Pick the variant matching your model prefix:

  • kling/...Kling video request
  • byteplus/...Seedance video request
model
enum<string>
required

Kling video model (customer-facing name with kling/ namespace prefix). The endpoint Kling actually serves (text2video / image2video / omni-video) is determined by the metadata fields you pass, not by which model name you pick — but only kling/kling-video-o1 and kling/kling-v3-omni accept the multi-source reference fields (image_list / video_list).

Available options:
kling/kling-v2-master,
kling/kling-v2-1-master,
kling/kling-v2-5-turbo,
kling/kling-v2-6,
kling/kling-v3,
kling/kling-video-o1,
kling/kling-v3-omni
Example:

"kling/kling-v3-omni"

prompt
string
required

Required. Kling rejects empty / whitespace-only prompts.

image
string

Optional first-frame image for image-to-video (URL or base64 data URI).
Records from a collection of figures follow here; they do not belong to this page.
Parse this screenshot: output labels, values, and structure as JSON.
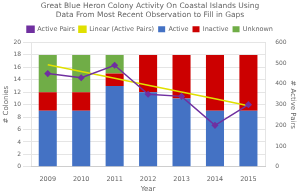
{
  "chart_data": {
    "type": "bar",
    "title": [
      "Great Blue Heron Colony Activity On Coastal Islands Using",
      "Data From Most Recent Observation to Fill in Gaps"
    ],
    "categories": [
      "2009",
      "2010",
      "2011",
      "2012",
      "2013",
      "2014",
      "2015"
    ],
    "series": [
      {
        "name": "Active",
        "type": "bar",
        "color": "#4472c4",
        "values": [
          9,
          9,
          13,
          12,
          11,
          9,
          9
        ]
      },
      {
        "name": "Inactive",
        "type": "bar",
        "color": "#cc0000",
        "values": [
          3,
          3,
          2,
          6,
          7,
          9,
          9
        ]
      },
      {
        "name": "Unknown",
        "type": "bar",
        "color": "#70ad47",
        "values": [
          6,
          6,
          3,
          0,
          0,
          0,
          0
        ]
      },
      {
        "name": "Active Pairs",
        "type": "line",
        "axis": "y2",
        "color": "#7030a0",
        "marker": "diamond",
        "line_style": "solid",
        "values": [
          450,
          430,
          490,
          350,
          340,
          200,
          300
        ]
      },
      {
        "name": "Linear (Active Pairs)",
        "type": "line",
        "axis": "y2",
        "color": "#e0e000",
        "marker": "none",
        "line_style": "solid",
        "values": [
          493,
          460,
          427,
          394,
          361,
          328,
          295
        ]
      }
    ],
    "stacked": true,
    "xlabel": "Year",
    "ylabel": "# Colonies",
    "y2label": "# Active Pairs",
    "ylim": [
      0,
      20
    ],
    "yticks": [
      0,
      2,
      4,
      6,
      8,
      10,
      12,
      14,
      16,
      18,
      20
    ],
    "y2lim": [
      0,
      600
    ],
    "y2ticks": [
      0,
      100,
      200,
      300,
      400,
      500,
      600
    ],
    "grid": true,
    "legend": "top"
  }
}
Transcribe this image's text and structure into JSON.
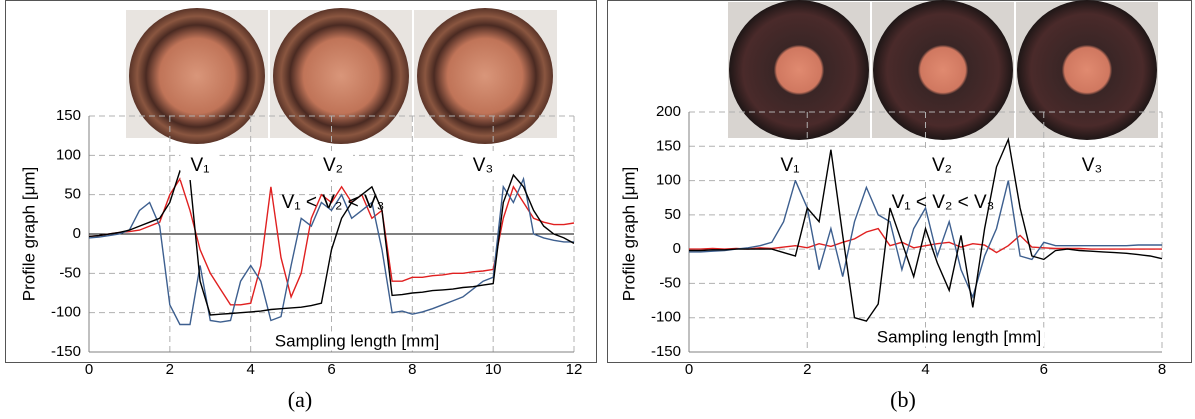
{
  "chart_data": [
    {
      "type": "line",
      "caption": "(a)",
      "x_label": "Sampling length [mm]",
      "y_label": "Profile graph [μm]",
      "annotations": [
        "V₁",
        "V₂",
        "V₃",
        "V₁ < V₂ < V₃"
      ],
      "xlim": [
        0,
        12
      ],
      "ylim": [
        -150,
        150
      ],
      "xticks": [
        0,
        2,
        4,
        6,
        8,
        10,
        12
      ],
      "yticks": [
        -150,
        -100,
        -50,
        0,
        50,
        100,
        150
      ],
      "grid": true,
      "zero_line": true,
      "x": [
        0,
        0.25,
        0.5,
        0.75,
        1,
        1.25,
        1.5,
        1.75,
        2,
        2.25,
        2.5,
        2.75,
        3,
        3.25,
        3.5,
        3.75,
        4,
        4.25,
        4.5,
        4.75,
        5,
        5.25,
        5.5,
        5.75,
        6,
        6.25,
        6.5,
        6.75,
        7,
        7.25,
        7.5,
        7.75,
        8,
        8.25,
        8.5,
        8.75,
        9,
        9.25,
        9.5,
        9.75,
        10,
        10.25,
        10.5,
        10.75,
        11,
        11.25,
        11.5,
        11.75,
        12
      ],
      "series": [
        {
          "color": "#e02020",
          "values": [
            -3,
            -2,
            0,
            2,
            3,
            5,
            10,
            15,
            50,
            70,
            30,
            -20,
            -50,
            -70,
            -90,
            -90,
            -88,
            -40,
            60,
            -30,
            -80,
            -50,
            20,
            50,
            40,
            60,
            40,
            50,
            20,
            30,
            -60,
            -60,
            -55,
            -55,
            -53,
            -52,
            -50,
            -50,
            -48,
            -47,
            -45,
            20,
            60,
            40,
            20,
            15,
            12,
            12,
            14
          ]
        },
        {
          "color": "#3d5f8f",
          "values": [
            -5,
            -4,
            -2,
            0,
            5,
            30,
            40,
            10,
            -90,
            -115,
            -115,
            -40,
            -110,
            -112,
            -110,
            -60,
            -40,
            -60,
            -110,
            -105,
            -40,
            20,
            10,
            40,
            30,
            50,
            20,
            30,
            40,
            -20,
            -100,
            -98,
            -102,
            -99,
            -95,
            -90,
            -85,
            -80,
            -70,
            -60,
            -55,
            60,
            40,
            70,
            0,
            -5,
            -8,
            -10,
            -10
          ]
        },
        {
          "color": "#000000",
          "values": [
            -3,
            -2,
            0,
            2,
            5,
            10,
            15,
            20,
            40,
            80,
            70,
            -60,
            -103,
            -102,
            -101,
            -100,
            -99,
            -98,
            -96,
            -95,
            -94,
            -93,
            -91,
            -88,
            -20,
            20,
            40,
            50,
            60,
            30,
            -78,
            -77,
            -75,
            -74,
            -72,
            -71,
            -70,
            -68,
            -67,
            -65,
            -63,
            40,
            75,
            60,
            30,
            10,
            0,
            -5,
            -12
          ]
        }
      ]
    },
    {
      "type": "line",
      "caption": "(b)",
      "x_label": "Sampling length [mm]",
      "y_label": "Profile graph [μm]",
      "annotations": [
        "V₁",
        "V₂",
        "V₃",
        "V₁ < V₂ < V₃"
      ],
      "xlim": [
        0,
        8
      ],
      "ylim": [
        -150,
        200
      ],
      "xticks": [
        0,
        2,
        4,
        6,
        8
      ],
      "yticks": [
        -150,
        -100,
        -50,
        0,
        50,
        100,
        150,
        200
      ],
      "grid": true,
      "zero_line": false,
      "x": [
        0,
        0.2,
        0.4,
        0.6,
        0.8,
        1,
        1.2,
        1.4,
        1.6,
        1.8,
        2,
        2.2,
        2.4,
        2.6,
        2.8,
        3,
        3.2,
        3.4,
        3.6,
        3.8,
        4,
        4.2,
        4.4,
        4.6,
        4.8,
        5,
        5.2,
        5.4,
        5.6,
        5.8,
        6,
        6.2,
        6.4,
        6.6,
        6.8,
        7,
        7.2,
        7.4,
        7.6,
        7.8,
        8
      ],
      "series": [
        {
          "color": "#e02020",
          "values": [
            0,
            0,
            1,
            0,
            1,
            0,
            2,
            1,
            3,
            5,
            2,
            8,
            4,
            10,
            15,
            25,
            30,
            5,
            10,
            2,
            5,
            8,
            10,
            3,
            8,
            6,
            -5,
            5,
            20,
            3,
            2,
            1,
            1,
            1,
            0,
            0,
            0,
            0,
            0,
            0,
            0
          ]
        },
        {
          "color": "#3d5f8f",
          "values": [
            -4,
            -4,
            -3,
            -2,
            0,
            2,
            5,
            10,
            40,
            100,
            60,
            -30,
            30,
            -40,
            40,
            90,
            50,
            40,
            -30,
            30,
            60,
            -10,
            40,
            -30,
            -70,
            -10,
            30,
            100,
            -10,
            -15,
            10,
            5,
            5,
            5,
            5,
            5,
            5,
            5,
            6,
            6,
            6
          ]
        },
        {
          "color": "#000000",
          "values": [
            -2,
            -2,
            -1,
            -1,
            0,
            0,
            0,
            0,
            -5,
            -10,
            60,
            40,
            145,
            20,
            -100,
            -105,
            -80,
            60,
            10,
            -40,
            30,
            -20,
            -60,
            20,
            -85,
            30,
            120,
            160,
            60,
            -10,
            -15,
            -2,
            0,
            -2,
            -3,
            -4,
            -5,
            -6,
            -8,
            -10,
            -14
          ]
        }
      ]
    }
  ]
}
Mutually informative with metadata.image_tail.

metadata
object

Free-form parameter bag honored by Kling.

Universal (all endpoints):

  • mode (string): std (720P) / pro (1080P) / 4k. 4k only on kling/kling-v3 and kling/kling-v3-omni. Default is std for text/image-to-video, pro for Omni-Video.
  • aspect_ratio (string): 16:9 / 9:16 / 1:1.
  • duration (string): Length in seconds, default "5". kling/kling-v3-omni and kling/kling-v3 accept "3"-"15"; v2 family and kling/kling-video-o1 accept "5" or "10".

Text-to-video and image-to-video only (NOT Omni-Video):

  • negative_prompt (string): Things to avoid. Max 2500 chars.
  • cfg_scale (number): Range [0, 1], default 0.5. Higher = stricter prompt adherence. Not supported on v2.x models.
  • image_tail (string): Last-frame image for first/last-frame image-to-video.
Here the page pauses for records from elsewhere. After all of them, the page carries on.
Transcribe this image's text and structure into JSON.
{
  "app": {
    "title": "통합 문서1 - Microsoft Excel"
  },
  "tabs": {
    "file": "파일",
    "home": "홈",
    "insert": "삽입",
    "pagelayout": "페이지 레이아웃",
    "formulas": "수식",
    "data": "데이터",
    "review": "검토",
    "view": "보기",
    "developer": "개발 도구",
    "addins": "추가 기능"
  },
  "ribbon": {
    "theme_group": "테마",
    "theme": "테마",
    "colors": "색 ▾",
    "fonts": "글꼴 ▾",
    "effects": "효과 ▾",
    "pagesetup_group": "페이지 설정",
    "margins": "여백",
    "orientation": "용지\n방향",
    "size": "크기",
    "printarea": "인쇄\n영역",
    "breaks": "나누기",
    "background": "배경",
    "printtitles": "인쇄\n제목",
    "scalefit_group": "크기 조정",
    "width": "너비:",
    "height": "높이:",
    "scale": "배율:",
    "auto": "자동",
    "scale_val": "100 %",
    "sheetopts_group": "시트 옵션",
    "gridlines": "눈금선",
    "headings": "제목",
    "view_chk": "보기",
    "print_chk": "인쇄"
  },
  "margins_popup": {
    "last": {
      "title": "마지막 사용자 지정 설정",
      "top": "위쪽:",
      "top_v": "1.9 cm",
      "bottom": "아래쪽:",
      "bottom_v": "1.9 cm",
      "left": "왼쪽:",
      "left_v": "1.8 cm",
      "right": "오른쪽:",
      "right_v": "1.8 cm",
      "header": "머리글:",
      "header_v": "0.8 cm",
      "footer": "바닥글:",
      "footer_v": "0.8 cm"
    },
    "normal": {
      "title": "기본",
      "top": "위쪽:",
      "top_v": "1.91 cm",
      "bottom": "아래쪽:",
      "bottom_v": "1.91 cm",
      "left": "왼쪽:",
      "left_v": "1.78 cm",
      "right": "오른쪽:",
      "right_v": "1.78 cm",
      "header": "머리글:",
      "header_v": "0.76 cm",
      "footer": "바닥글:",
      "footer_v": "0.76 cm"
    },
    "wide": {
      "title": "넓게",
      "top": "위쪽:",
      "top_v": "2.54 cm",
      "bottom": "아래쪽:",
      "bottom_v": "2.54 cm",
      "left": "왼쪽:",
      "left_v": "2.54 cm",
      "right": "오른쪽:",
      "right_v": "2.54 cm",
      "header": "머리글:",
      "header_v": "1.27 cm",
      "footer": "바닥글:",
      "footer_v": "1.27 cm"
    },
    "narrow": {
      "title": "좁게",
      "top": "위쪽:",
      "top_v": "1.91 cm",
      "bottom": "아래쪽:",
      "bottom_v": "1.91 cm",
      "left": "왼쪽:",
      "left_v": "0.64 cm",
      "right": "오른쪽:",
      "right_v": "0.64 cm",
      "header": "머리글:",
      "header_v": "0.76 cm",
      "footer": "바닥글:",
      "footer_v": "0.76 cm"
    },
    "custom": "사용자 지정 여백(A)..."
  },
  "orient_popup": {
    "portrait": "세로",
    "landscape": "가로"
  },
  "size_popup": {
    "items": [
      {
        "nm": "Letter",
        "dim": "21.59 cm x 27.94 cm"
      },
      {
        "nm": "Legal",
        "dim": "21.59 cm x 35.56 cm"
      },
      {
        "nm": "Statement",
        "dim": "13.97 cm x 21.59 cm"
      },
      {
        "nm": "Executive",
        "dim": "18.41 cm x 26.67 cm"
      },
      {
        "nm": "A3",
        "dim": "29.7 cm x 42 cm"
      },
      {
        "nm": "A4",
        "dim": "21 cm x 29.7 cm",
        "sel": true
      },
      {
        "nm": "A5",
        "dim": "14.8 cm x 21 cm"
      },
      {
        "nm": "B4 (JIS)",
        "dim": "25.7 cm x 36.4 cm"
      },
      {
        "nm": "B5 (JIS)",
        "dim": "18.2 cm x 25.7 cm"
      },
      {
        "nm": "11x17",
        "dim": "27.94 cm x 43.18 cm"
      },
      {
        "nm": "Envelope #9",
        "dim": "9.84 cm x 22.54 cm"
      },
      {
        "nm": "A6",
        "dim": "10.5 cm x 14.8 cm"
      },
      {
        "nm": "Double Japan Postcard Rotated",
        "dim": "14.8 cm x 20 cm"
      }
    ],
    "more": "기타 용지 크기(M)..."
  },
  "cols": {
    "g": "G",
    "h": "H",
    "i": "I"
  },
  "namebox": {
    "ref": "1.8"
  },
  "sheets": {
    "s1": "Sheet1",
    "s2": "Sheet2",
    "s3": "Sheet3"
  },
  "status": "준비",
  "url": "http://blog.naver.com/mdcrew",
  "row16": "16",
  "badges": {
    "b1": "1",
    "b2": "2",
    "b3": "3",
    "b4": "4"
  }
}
Multi-source reference (Omni endpoint, kling/kling-video-o1 / kling/kling-v3-omni only):

  • image_list (array): [{image_url, type}] — multi-image reference. Refer to images in prompt with <<<image_1>>> etc.
  • video_list (array): [{video_url, refer_type, keep_original_sound}]. On kling/kling-v3-omni limited to 3-10s and std/pro mode (not 4K).
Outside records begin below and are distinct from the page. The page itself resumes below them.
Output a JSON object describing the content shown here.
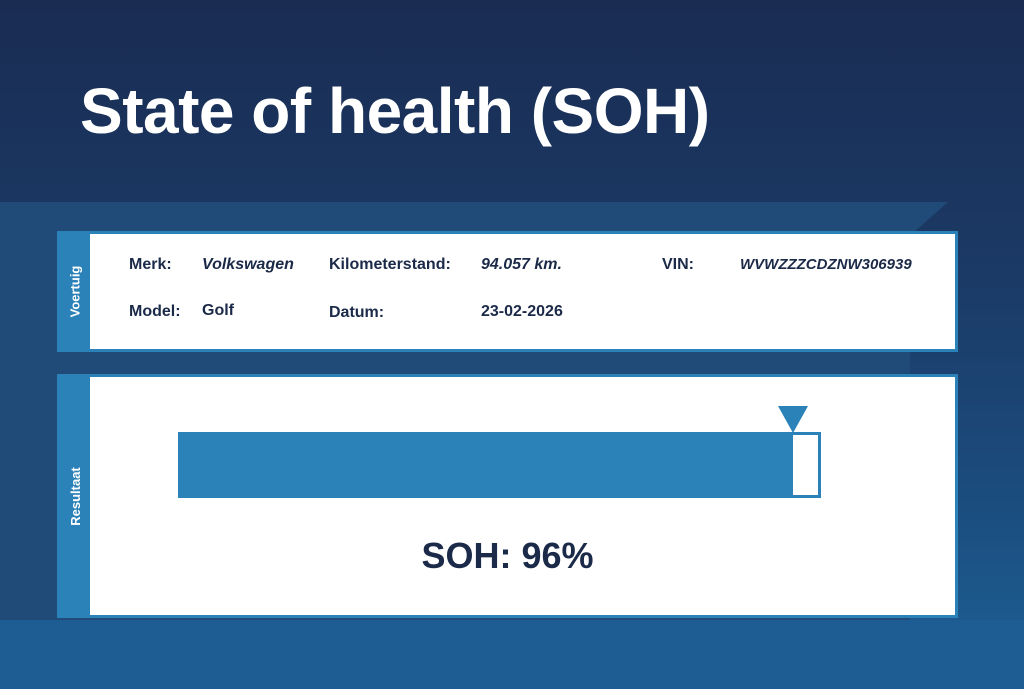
{
  "title": "State of health (SOH)",
  "vehicle": {
    "section_label": "Voertuig",
    "merk_label": "Merk:",
    "merk": "Volkswagen",
    "km_label": "Kilometerstand:",
    "km": "94.057 km.",
    "vin_label": "VIN:",
    "vin": "WVWZZZCDZNW306939",
    "model_label": "Model:",
    "model": "Golf",
    "datum_label": "Datum:",
    "datum": "23-02-2026"
  },
  "result": {
    "section_label": "Resultaat",
    "soh_percent": 96,
    "soh_text": "SOH: 96%",
    "accent_color": "#2a82b8"
  }
}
Advanced features (model-dependent — see Capability Map):

  • multi_shot (bool) + shot_type (customize / intelligence)
    • multi_prompt ([{index, prompt, duration}]): multi-shot mode. Available on kling/kling-v3 and kling/kling-v3-omni.
  • sound (string): "on" / "off" — native audio. Available on kling/kling-v3 and kling/kling-v3-omni (any mode), and kling/kling-v2-6 (pro mode only).
  • watermark_info (object): {enabled: bool}. Universal.

Response

200 - application/json

Task accepted (async — poll /v1/video/generations/{task_id})

OpenAI-style submit response. Returned by POST /v1/video/generations (and the OpenAI-symmetric alias POST /v1/videos).

id
string

Task ID. Same value as task_id (kept for legacy clients).

task_id
string
object
enum<string>
Available options:
video
model
string

Model name as the customer sent it (alias / namespace prefix preserved, not the upstream-resolved name).

status
enum<string>

Always queued on a successful submit.

Available options:
queued
progress
integer
Required range: 0 <= x <= 100
created_at
integer

Unix timestamp when the task was submitted.